CLIP was not trained on this specific task - probably it has never encountered the caption “A photo of a fat red cat.” in the training set. Still it knows what images to look for, because via the text encoder it has an understanding of the words (and how they relate to each other) appearing in the captions.
More systematically, we can turn a pre-trained CLIP model into an image classifier by turning all classes into captions, e.g. via “A photo of a [class name]”. For a given photo, we compute the cosine similarities of the image’s encoding with all caption encodings and pick the highest-scoring caption (=class) as the classifier’s prediction.
If it’s not photos that we are classifying but sketches or even various types of images, we can adapt the captions, of course.
It turns out that even on specific “narrow” datasets like ImageNet generic CLIP-based classifiers perform similarly well as those especially fit to these datasets. What is more important, CLIP-based classifiers seem to be much more robust with respect to distribution changes and adversarial examples:
The reason for CLIP’s robustness seems to be that it has already seen more diverse examples during training. In fact, also CLIP generalizes poorly to types of images which were not covered in its training set.
There are more examples of direct applications of CLIP or of more complicated architectures built on top of it. One particularly interesting case is StyleCLIP, which employs CLIP to create a text-based interface for image manipulation.
There are three aspects of the CLIP model and its applications that I find especially worth noting:
CLIP delivers on the promise of “big data”, i.e. the promise that we just need sufficiently large data sets to solve many problems. Often data without labels is worthless, and generating them is costly. CLIP repeats the recent successes of unsupervised (at least not manually supervised) pre-training for NLP in the area of computer vision.

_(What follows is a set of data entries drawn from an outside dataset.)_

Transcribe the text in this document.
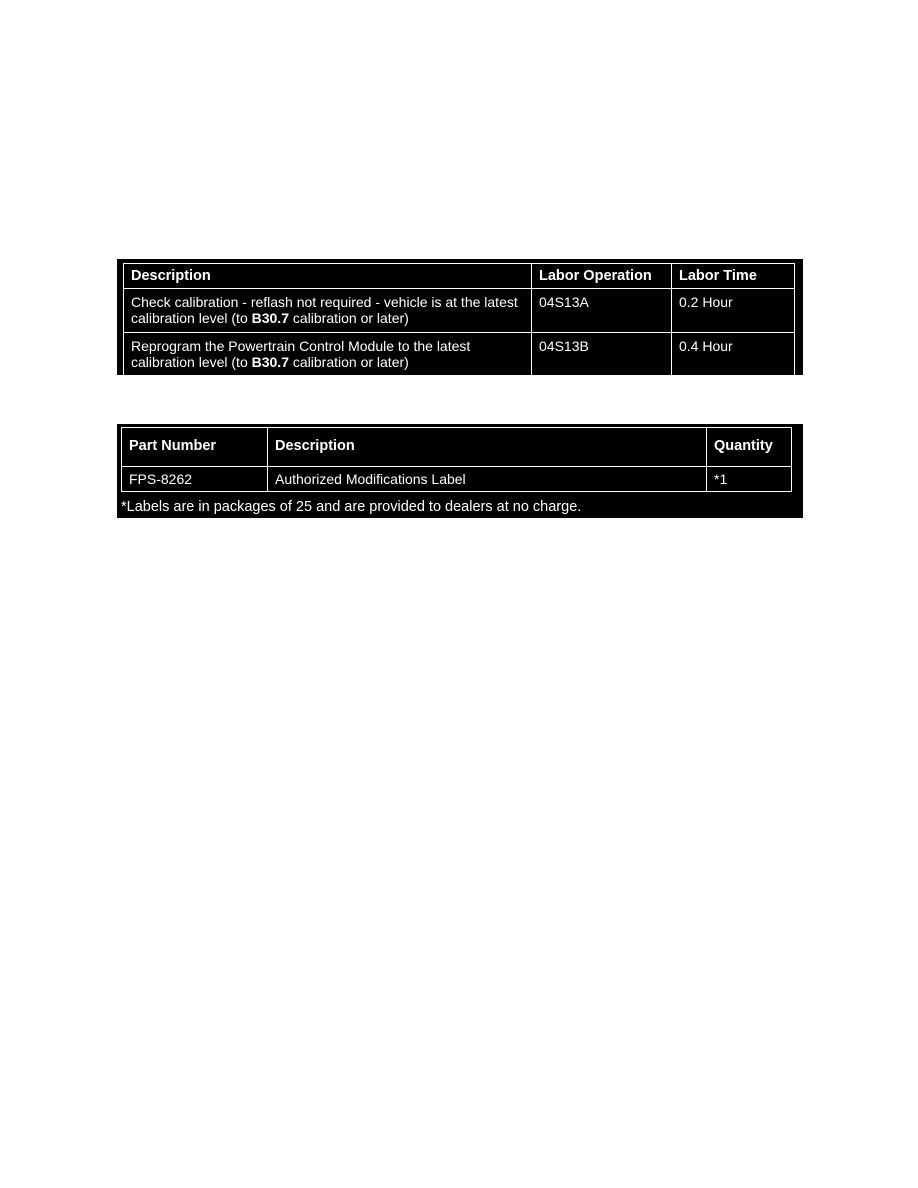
Description	Labor Operation	Labor Time
Check calibration - reflash not required - vehicle is at the latest calibration level (to B30.7 calibration or later)	04S13A	0.2 Hour
Reprogram the Powertrain Control Module to the latest calibration level (to B30.7 calibration or later)	04S13B	0.4 Hour
Part Number	Description	Quantity
FPS-8262	Authorized Modifications Label	*1
*Labels are in packages of 25 and are provided to dealers at no charge.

The idea behind CLIP is incredibly simple, and still it is a step in the direction of a more general kind of AI. Key to CLIP’s performance is the existence of powerful image and text encoders with the capacity to effectively fit huge training sets - and of course the hardware to do this in a reasonable amount of time.

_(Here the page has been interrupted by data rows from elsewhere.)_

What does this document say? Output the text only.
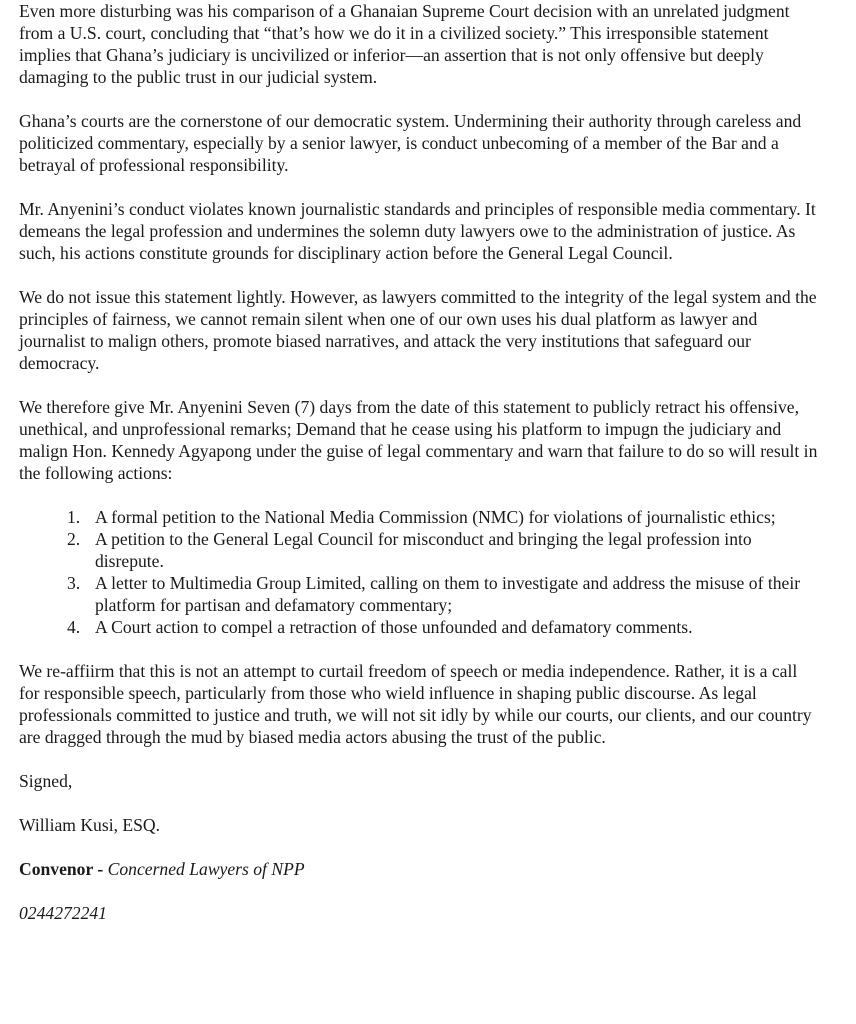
Even more disturbing was his comparison of a Ghanaian Supreme Court decision with an unrelated judgment from a U.S. court, concluding that “that’s how we do it in a civilized society.” This irresponsible statement implies that Ghana’s judiciary is uncivilized or inferior—an assertion that is not only offensive but deeply damaging to the public trust in our judicial system.

Ghana’s courts are the cornerstone of our democratic system. Undermining their authority through careless and politicized commentary, especially by a senior lawyer, is conduct unbecoming of a member of the Bar and a betrayal of professional responsibility.

Mr. Anyenini’s conduct violates known journalistic standards and principles of responsible media commentary. It demeans the legal profession and undermines the solemn duty lawyers owe to the administration of justice. As such, his actions constitute grounds for disciplinary action before the General Legal Council.

We do not issue this statement lightly. However, as lawyers committed to the integrity of the legal system and the principles of fairness, we cannot remain silent when one of our own uses his dual platform as lawyer and journalist to malign others, promote biased narratives, and attack the very institutions that safeguard our democracy.

We therefore give Mr. Anyenini Seven (7) days from the date of this statement to publicly retract his offensive, unethical, and unprofessional remarks; Demand that he cease using his platform to impugn the judiciary and malign Hon. Kennedy Agyapong under the guise of legal commentary and warn that failure to do so will result in the following actions:

1. A formal petition to the National Media Commission (NMC) for violations of journalistic ethics;
2. A petition to the General Legal Council for misconduct and bringing the legal profession into disrepute.
3. A letter to Multimedia Group Limited, calling on them to investigate and address the misuse of their platform for partisan and defamatory commentary;
4. A Court action to compel a retraction of those unfounded and defamatory comments.

We re-affiirm that this is not an attempt to curtail freedom of speech or media independence. Rather, it is a call for responsible speech, particularly from those who wield influence in shaping public discourse. As legal professionals committed to justice and truth, we will not sit idly by while our courts, our clients, and our country are dragged through the mud by biased media actors abusing the trust of the public.

Signed,

William Kusi, ESQ.

Convenor - Concerned Lawyers of NPP

0244272241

Last but not least CLIP showcases the potential for natural language interfaces which we can use to “communicate” with a model and thus adapt the task performed by it.
So much for a high-level outline of CLIP. I once again recommend having a look at the original paper, which makes a lot of what I have mentioned more technically precise. Another useful resource is OpenAI’s own blog article, which is also slightly more technical than what I have discussed here.